Antônio Paculdino Filho

Dia: 07/01/2009

Nasceu em Montes Claros. É filho do exibidor e industrial João Paculdino, proprietário dos

cinemas Montes Claros, São Luiz, Ipiranga, dentre outros na cidade e no Norte de Minas.

Atualmente é um dos diretores da empresa Têxtil Paculdino S/A.

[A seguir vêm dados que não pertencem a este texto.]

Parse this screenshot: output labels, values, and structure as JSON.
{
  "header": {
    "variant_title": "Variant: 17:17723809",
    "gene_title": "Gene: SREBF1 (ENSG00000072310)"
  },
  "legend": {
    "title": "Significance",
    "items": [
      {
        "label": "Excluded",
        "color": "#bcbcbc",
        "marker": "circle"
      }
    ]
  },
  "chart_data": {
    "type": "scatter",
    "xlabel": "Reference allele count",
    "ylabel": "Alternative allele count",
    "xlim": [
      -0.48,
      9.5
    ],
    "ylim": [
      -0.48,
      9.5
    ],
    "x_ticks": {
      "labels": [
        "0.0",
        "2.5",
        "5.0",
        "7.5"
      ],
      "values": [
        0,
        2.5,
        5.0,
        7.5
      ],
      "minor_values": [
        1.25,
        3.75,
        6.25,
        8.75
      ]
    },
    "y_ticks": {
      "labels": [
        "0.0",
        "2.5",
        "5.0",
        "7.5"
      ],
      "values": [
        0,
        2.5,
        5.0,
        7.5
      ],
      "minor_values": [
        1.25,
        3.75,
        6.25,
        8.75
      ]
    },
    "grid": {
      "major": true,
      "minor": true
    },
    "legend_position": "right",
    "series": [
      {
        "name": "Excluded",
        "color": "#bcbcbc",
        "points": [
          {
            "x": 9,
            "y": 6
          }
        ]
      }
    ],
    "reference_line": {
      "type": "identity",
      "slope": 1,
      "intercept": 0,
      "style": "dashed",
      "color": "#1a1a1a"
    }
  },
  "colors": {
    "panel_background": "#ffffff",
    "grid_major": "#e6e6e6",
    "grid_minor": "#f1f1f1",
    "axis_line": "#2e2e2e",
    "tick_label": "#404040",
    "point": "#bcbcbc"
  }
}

Maria Ierenice Sindeaux Ribeiro

Dia: 07/01/2009

Nasceu em Fortaleza, Ceará, em 1940. Trabalhou na bilheteria dos cines Ipiranga, São Luiz e

Coronel Ribeiro. No cine Coronel Ribeiro era responsável pela bombonière. Atualmente é

aposentada e reside na casa dos filhos.

Osmar Luís Santos

Dia: 05/05/2009

Nasceu em 1944. Trabalhou no cine Ipiranga desde os oito anos de idade como auxiliar

técnico operador. Posteriormente ingressou na empresa Cinemas Norte de Minas S/A e era

responsável pela manutenção dos equipamentos cinematográficos. Atualmente é aposentado e

reside em Montes Claros.

Valdeci Gonçalves Neves

Dia: 13/05/2009

Nasceu em 1954. Trabalhou como porteiro do Cine Lafetá por alguns anos e era responsável

por transportar as latas dos filmes. Reside em Montes Claros. Sua residência é contígua ao

prédio na qual o Cine Nova Olinda exibiu filmes.